At the same time, in testimony to the House Financial Services Committee, Powell signaled no imminent change in the Fed’s ultra-low-interest rate policies.

The Fed chairman reiterated his long-held view that high inflation readings over the past several months have been driven largely by temporary factors, notably supply shortages and rising consumer demand as pandemic-related business restrictions are lifted.

Still, House members peppered Powell with questions about rising inflation in recent months, with some expressing concern that prices will continue to accelerate. The Fed chair replied that the central bank would not respond to short-term price spikes by raising rates and risk weakening the economic recovery.

“By inflation, we mean year after year after year prices go up,” Powell said. “If something is a one-time price increase… you wouldn’t react to something that is likely to go away.”

“We really do believe,” he added, “that these things will come down of their own accord.”

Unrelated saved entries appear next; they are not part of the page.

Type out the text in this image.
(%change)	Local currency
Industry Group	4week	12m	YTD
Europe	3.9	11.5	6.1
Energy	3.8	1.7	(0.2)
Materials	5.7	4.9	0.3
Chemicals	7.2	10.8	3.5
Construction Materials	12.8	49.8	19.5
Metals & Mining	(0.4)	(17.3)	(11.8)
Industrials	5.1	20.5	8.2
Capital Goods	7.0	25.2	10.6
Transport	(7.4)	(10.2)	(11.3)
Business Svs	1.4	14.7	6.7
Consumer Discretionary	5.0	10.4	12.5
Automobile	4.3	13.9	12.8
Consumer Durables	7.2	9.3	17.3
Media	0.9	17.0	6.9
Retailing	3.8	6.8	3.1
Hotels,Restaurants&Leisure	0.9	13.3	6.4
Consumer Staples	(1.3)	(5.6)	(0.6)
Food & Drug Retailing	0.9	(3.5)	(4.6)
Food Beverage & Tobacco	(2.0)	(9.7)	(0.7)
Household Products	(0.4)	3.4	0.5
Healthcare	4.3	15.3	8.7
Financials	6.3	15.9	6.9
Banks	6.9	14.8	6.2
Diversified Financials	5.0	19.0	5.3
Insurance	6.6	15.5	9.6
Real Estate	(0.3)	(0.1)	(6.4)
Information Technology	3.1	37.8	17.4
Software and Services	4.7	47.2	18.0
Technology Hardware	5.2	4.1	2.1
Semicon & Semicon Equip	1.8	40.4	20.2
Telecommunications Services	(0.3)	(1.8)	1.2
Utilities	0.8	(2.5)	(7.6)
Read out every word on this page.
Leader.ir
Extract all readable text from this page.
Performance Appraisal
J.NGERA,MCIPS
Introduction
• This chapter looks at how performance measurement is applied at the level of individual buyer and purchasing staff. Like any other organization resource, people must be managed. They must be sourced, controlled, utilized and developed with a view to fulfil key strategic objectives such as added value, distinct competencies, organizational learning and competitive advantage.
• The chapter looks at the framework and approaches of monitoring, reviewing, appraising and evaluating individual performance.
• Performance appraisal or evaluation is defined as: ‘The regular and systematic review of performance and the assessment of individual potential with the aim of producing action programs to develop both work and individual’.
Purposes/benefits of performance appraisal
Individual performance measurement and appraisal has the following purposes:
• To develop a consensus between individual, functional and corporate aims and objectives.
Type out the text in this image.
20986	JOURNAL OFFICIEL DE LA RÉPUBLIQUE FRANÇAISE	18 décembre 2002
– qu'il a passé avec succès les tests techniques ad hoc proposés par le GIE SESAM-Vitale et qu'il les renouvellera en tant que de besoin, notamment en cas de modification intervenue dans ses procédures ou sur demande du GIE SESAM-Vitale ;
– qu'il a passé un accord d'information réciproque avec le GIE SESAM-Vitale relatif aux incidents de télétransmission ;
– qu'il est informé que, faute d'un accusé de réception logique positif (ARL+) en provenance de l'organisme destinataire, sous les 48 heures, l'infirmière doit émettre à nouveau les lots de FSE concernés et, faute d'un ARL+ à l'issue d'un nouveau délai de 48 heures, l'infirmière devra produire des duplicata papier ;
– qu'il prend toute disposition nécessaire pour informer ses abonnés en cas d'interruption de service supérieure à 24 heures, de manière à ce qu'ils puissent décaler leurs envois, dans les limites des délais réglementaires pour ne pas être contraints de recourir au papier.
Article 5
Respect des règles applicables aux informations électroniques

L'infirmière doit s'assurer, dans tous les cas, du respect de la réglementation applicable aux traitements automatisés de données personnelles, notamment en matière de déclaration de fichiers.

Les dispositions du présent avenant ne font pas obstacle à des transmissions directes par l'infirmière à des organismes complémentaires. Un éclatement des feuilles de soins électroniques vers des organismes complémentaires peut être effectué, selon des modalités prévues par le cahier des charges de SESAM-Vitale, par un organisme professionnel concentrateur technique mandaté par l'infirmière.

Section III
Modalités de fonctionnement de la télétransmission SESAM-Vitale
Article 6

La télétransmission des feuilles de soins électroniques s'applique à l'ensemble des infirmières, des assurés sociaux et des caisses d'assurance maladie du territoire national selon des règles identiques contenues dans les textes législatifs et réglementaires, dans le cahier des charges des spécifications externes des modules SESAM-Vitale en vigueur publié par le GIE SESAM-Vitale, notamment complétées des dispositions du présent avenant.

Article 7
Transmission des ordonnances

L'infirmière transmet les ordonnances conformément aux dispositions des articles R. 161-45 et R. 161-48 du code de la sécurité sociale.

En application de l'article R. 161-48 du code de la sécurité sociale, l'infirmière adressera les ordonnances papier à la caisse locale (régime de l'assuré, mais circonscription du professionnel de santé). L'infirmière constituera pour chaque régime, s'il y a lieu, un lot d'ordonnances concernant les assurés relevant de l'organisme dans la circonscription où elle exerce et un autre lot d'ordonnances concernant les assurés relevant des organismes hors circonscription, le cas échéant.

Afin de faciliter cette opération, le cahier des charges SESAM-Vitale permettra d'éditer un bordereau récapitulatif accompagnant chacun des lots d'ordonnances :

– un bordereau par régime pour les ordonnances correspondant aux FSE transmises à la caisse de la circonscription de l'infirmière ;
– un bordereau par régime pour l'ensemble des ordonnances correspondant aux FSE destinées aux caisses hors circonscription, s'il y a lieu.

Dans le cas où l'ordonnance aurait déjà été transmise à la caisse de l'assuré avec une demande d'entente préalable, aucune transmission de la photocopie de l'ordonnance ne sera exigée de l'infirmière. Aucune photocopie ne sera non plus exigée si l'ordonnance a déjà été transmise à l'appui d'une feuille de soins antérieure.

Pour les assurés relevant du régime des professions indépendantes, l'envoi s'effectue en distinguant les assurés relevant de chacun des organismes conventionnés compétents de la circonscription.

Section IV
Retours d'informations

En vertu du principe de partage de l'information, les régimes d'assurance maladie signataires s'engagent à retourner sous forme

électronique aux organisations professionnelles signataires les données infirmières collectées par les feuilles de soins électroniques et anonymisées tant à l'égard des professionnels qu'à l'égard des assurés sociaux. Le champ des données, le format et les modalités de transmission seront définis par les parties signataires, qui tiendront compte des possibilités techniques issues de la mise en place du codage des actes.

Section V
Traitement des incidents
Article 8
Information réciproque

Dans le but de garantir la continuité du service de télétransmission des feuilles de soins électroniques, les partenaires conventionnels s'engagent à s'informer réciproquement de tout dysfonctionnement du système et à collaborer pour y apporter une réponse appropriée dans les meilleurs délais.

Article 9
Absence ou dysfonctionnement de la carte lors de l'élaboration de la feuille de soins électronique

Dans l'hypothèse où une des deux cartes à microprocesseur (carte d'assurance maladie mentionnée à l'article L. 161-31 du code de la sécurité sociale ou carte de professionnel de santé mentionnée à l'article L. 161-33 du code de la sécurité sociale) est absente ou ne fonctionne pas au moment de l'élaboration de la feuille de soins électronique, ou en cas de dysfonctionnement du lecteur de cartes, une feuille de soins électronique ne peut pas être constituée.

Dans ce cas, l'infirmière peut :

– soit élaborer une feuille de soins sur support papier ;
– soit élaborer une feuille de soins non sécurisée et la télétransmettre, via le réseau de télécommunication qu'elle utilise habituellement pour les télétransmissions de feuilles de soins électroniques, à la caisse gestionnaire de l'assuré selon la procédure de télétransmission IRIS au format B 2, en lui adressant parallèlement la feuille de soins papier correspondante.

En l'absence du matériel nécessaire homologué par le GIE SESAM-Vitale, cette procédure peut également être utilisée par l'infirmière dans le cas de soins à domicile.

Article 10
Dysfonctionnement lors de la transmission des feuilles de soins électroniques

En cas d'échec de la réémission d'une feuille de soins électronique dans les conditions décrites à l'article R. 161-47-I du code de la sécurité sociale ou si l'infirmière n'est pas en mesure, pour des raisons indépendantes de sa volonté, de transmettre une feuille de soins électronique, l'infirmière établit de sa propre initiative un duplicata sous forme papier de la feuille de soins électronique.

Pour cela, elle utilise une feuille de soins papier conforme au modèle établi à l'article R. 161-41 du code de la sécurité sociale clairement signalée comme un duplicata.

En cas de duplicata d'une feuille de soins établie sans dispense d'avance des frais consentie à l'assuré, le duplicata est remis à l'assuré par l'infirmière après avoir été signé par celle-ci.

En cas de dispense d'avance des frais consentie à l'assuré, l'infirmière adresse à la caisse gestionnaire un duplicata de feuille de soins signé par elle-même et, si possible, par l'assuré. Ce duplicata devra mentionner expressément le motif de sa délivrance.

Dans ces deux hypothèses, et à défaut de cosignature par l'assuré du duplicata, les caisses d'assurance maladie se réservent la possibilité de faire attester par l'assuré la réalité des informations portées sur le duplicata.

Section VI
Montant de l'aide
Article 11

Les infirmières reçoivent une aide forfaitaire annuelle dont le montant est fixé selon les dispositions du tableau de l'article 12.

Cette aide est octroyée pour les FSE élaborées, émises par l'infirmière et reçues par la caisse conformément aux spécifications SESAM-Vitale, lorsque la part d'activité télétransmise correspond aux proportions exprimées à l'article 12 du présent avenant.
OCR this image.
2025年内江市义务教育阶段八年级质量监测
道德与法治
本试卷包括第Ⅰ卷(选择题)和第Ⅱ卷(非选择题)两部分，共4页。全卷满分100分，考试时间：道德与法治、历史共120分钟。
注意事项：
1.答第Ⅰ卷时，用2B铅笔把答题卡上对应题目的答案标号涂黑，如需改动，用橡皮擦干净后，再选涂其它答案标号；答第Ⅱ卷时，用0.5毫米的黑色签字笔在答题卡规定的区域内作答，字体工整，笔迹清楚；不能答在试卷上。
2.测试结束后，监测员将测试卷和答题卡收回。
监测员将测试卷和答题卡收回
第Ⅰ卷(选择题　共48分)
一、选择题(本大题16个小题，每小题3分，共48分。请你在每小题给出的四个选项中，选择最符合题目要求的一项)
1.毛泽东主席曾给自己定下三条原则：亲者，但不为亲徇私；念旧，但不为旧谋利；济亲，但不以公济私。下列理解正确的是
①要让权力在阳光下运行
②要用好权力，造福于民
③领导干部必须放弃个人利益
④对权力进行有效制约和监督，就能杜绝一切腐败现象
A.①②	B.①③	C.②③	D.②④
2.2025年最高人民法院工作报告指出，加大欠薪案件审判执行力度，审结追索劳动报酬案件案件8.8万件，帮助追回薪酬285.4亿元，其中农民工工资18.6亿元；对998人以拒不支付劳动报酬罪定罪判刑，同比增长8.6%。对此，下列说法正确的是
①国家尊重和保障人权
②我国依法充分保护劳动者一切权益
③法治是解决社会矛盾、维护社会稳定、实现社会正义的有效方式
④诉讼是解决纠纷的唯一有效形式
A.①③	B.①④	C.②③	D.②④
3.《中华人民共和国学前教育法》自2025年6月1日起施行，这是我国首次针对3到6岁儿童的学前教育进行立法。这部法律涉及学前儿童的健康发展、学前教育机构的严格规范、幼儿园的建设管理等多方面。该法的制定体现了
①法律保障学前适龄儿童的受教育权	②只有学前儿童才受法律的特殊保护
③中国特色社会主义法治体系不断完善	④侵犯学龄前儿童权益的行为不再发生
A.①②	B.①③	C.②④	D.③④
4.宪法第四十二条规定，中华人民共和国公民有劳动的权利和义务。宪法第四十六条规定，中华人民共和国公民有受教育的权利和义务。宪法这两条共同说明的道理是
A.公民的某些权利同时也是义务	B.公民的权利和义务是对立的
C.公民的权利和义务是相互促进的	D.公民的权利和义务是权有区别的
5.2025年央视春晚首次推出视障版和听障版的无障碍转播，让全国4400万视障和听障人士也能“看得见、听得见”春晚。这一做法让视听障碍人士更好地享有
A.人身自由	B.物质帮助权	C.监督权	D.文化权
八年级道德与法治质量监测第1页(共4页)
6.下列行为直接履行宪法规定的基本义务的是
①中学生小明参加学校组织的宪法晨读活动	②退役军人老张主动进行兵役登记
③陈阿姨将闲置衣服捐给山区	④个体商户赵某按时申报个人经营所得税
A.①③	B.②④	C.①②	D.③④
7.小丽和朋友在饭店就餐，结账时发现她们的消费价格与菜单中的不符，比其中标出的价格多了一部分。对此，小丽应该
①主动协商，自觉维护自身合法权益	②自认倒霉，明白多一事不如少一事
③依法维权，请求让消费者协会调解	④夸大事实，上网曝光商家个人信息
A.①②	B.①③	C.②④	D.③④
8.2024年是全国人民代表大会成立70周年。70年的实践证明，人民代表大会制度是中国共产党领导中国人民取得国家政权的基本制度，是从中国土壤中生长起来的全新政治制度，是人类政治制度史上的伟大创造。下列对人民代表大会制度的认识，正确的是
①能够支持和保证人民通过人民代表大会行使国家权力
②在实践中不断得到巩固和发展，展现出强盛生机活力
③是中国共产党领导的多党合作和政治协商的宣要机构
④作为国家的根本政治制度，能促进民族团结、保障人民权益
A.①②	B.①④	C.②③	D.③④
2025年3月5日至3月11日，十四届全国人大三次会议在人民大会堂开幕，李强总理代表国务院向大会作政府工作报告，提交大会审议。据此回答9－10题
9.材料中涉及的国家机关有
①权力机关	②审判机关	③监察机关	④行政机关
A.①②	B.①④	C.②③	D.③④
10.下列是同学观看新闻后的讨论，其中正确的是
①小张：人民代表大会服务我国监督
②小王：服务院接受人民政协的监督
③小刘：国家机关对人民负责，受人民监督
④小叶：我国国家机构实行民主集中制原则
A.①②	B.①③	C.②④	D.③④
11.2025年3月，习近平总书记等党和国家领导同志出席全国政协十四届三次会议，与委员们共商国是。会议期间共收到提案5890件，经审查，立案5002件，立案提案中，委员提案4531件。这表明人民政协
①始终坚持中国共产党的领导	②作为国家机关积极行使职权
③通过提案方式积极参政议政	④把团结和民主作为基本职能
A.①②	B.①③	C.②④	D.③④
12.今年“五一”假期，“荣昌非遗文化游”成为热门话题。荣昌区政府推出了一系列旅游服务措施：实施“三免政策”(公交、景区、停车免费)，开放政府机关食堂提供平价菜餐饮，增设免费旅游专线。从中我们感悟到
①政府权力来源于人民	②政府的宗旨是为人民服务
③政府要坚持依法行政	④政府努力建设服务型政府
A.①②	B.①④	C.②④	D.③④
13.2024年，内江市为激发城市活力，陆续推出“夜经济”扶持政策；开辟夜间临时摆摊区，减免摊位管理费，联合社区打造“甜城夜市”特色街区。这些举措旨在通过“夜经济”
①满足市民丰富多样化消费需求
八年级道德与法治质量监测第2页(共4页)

Powell’s remarks coincided with rising concerns, among economists as well as ordinary households, that intensifying inflation pressures are creating a burden for many people and posing a potential threat to the recovery from the pandemic recession.

On Wednesday, the government reported that wholesale prices, which businesses pay, jumped 7.3% in June from a year earlier. It was the fastest such 12-month increase on records dating to 2010.

And on Tuesday, the government said that prices paid by U.S. consumers surged in June by the most in 13 years. It was the third straight month that consumer inflation has jumped.